Pragmatic Engineer's 2026 survey of 906 working engineers asked a simple question: which AI coding tool do you actually love using? Claude Code came out on top, rated most-loved by 46% of respondents, ahead of every other tool in the survey.
46% of 906 engineers rated Claude Code the most-loved AI coding tool. (Pragmatic Engineer, 2026)
A most-loved rating tells you engineers enjoy using the tool, which is a real signal, but it's a different signal from "everyone using it is getting the most out of it". The same 2025-2026 METR research covered elsewhere on this site found a large, measurable gap between developers who believed AI tools were making them faster and those who actually were, and there's no reason to think a well-loved tool closes that gap on its own.

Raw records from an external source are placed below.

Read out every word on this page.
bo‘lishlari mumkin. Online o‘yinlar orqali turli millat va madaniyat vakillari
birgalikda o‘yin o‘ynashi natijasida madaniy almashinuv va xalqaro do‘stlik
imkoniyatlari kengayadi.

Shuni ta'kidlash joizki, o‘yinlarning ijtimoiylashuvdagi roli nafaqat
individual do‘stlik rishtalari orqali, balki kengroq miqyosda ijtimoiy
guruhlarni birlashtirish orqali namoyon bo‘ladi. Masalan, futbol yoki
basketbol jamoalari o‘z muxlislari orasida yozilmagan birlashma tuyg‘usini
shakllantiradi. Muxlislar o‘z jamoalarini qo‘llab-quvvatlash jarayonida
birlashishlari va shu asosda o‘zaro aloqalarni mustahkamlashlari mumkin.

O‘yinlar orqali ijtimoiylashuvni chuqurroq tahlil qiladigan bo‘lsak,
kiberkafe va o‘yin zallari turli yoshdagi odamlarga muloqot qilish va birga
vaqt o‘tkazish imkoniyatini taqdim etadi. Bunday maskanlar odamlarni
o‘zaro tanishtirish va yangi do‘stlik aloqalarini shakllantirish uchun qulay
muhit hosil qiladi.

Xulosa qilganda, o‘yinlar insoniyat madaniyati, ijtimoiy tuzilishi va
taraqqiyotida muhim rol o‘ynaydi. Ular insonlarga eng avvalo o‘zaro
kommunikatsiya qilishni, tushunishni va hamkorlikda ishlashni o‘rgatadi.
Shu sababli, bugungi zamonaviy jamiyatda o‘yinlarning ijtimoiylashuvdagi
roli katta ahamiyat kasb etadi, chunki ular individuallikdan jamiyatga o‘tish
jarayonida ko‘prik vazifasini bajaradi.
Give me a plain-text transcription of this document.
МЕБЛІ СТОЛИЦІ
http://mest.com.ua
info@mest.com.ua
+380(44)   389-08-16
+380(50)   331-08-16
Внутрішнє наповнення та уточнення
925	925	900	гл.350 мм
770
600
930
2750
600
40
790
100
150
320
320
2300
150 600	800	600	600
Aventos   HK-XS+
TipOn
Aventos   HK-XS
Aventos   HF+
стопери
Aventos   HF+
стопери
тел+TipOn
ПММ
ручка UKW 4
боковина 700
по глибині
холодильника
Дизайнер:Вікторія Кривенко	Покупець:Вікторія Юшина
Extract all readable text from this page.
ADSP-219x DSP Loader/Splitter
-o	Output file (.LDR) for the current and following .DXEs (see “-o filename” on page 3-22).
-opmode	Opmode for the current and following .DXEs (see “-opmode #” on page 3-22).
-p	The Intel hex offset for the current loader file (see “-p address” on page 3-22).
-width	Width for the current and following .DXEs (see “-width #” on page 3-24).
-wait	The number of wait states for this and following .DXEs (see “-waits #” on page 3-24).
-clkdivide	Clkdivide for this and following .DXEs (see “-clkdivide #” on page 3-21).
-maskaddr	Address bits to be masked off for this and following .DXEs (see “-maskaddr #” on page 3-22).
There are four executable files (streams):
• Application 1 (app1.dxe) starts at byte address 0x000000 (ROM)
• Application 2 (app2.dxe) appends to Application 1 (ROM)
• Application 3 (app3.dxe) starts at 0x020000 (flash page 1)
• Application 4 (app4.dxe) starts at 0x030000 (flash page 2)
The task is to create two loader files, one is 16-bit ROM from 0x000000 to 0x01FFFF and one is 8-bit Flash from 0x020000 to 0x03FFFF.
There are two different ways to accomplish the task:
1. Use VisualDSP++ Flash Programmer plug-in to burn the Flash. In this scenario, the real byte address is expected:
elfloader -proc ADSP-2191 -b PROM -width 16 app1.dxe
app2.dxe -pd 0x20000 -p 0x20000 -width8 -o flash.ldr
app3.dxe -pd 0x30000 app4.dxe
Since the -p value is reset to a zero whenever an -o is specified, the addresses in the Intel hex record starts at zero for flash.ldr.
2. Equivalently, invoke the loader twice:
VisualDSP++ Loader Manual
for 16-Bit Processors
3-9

The gap tends to come down to context management: whether the tool has enough of the right information about your codebase, your conventions, and the specific task, to produce something worth shipping without heavy rework. That's a skill, not a product feature, and it's the difference between a tool that's fun to try and one that's actually making a team faster.
In practice, the developers getting the most out of Claude Code tend to do a few things consistently: they point it at the real repo instead of a paraphrased description of the problem, they ask for a plan before they ask for a diff on anything non-trivial, and they review its output the way they'd review a capable but unsupervised junior engineer's pull request, not the way they'd rubber-stamp their own work.
None of that is complicated, but it's also not obvious from using the tool alone, which is exactly why watching someone do it well, live, closes the gap faster than reading about it does.